Hiç boşluk, hiç sıkıntı, hiç keder yok; hep dolu, hep güzelliklerin derecelerini seyretme… Böylesi hayat ne uzun, ne geçirilmek istenmez, ne bitirilmek dilenmez yaşam… Sonu gelmez güzellikler emilen, sonsuzluğu netice veren çok yoğun çekirdek hayat; ahiretin sonsuz güzelliklerine, Cemal-i Bakiyeyi müşahedeyi hazırlayan güzel hayat.
Deva ve güzellik dolu Nur denizinde Hüsna olan Esma tecellilerinde yüzmek – musibet ve afiyet anları – için Cemil-i Zülcemal’in inayetine ihtiyacımız var; O’nun bütün güzellikleri içine alan Rahmet eli ulaşmazsa nice olur halimiz? Rahmetinden hep ümitliyiz; çünkü bizi güzelliklerini göstermek için ayine seçmiş.

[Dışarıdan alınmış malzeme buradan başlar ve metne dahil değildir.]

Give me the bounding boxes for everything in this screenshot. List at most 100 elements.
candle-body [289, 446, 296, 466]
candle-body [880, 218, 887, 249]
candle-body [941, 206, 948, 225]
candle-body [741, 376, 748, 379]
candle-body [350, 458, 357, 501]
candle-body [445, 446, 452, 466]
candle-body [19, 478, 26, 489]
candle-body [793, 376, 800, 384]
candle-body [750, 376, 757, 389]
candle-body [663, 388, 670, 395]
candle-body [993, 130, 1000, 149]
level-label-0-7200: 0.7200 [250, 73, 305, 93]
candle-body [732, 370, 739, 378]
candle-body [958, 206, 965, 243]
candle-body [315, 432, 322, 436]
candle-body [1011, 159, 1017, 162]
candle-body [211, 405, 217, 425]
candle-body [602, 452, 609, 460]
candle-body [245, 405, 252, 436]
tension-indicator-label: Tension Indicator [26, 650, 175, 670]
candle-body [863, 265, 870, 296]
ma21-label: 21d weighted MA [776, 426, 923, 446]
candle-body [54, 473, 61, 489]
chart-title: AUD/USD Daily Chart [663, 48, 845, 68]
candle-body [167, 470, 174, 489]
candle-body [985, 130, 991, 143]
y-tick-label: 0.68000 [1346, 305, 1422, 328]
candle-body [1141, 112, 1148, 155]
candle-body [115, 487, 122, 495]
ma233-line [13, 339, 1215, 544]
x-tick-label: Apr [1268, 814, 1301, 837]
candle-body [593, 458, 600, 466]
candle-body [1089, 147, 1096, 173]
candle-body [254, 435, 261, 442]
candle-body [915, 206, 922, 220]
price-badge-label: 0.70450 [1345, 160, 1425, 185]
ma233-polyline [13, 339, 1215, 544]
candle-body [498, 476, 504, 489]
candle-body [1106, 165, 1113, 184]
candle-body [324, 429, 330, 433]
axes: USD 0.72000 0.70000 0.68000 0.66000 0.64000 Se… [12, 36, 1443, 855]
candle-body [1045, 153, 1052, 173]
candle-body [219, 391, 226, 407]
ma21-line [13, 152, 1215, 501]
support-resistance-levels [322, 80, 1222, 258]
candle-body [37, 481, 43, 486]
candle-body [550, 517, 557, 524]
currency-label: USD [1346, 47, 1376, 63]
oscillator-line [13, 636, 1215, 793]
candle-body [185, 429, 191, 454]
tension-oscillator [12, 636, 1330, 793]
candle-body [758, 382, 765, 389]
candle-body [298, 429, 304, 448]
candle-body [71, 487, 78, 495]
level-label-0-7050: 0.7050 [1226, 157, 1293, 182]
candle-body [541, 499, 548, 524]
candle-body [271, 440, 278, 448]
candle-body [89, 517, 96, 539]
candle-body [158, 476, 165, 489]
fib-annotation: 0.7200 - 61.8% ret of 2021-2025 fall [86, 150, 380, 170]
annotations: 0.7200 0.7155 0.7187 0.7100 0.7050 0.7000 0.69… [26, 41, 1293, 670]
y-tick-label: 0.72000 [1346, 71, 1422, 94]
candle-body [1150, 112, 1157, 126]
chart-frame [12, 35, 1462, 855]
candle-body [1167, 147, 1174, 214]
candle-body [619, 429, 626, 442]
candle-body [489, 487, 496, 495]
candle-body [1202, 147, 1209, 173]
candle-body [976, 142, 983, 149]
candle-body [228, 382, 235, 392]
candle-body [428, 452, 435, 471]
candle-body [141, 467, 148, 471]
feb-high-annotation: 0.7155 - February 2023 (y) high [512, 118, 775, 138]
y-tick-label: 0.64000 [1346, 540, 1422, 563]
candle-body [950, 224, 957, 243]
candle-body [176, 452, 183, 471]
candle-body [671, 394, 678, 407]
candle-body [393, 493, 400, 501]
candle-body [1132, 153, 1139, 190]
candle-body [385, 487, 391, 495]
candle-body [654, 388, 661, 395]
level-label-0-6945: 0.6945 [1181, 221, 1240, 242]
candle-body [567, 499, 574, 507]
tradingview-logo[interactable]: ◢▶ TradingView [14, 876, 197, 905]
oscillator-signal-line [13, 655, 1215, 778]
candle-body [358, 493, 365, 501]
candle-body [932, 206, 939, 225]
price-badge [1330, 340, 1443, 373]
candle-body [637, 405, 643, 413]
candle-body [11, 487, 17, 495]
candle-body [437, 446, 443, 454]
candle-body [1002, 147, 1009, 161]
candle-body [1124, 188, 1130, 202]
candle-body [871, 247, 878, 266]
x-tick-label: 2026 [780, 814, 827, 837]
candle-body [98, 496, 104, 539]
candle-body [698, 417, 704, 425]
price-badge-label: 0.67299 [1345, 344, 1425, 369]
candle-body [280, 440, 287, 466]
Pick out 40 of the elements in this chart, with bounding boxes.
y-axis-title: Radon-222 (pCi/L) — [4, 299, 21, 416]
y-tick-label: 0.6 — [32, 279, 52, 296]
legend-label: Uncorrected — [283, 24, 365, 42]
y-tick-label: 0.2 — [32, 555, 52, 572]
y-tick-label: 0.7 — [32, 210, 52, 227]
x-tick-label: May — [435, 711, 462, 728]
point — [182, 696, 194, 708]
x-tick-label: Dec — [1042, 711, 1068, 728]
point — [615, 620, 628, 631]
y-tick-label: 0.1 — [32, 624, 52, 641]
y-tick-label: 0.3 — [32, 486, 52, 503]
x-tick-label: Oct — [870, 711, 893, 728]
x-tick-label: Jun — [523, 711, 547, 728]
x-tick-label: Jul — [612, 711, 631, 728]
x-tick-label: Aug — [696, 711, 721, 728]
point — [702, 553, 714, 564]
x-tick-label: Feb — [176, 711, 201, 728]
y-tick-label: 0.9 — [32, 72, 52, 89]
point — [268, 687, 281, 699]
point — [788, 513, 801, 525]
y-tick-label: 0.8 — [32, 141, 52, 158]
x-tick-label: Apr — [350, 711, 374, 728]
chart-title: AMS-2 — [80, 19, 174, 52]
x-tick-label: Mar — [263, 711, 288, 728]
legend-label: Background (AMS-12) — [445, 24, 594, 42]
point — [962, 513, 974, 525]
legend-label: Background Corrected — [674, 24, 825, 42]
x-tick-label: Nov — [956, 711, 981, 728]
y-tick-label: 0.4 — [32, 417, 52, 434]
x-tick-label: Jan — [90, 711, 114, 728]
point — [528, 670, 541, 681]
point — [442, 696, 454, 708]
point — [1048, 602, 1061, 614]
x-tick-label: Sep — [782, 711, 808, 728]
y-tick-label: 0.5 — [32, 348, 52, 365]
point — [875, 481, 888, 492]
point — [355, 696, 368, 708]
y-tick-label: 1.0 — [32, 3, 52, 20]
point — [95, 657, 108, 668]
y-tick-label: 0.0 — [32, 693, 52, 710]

Küfür, hakaret, rencide edici cümleler veya imalar, inançlara saldırı içeren, imla kuralları ile yazılmamış,
Türkçe karakter kullanılmayan ve BÜYÜK HARFLERLE yazılmış yorumlar
Adınız kısmına uygun olmayan ve saçma rumuzlar onaylanmamaktadır.
Anlayışınız için teşekkür ederiz.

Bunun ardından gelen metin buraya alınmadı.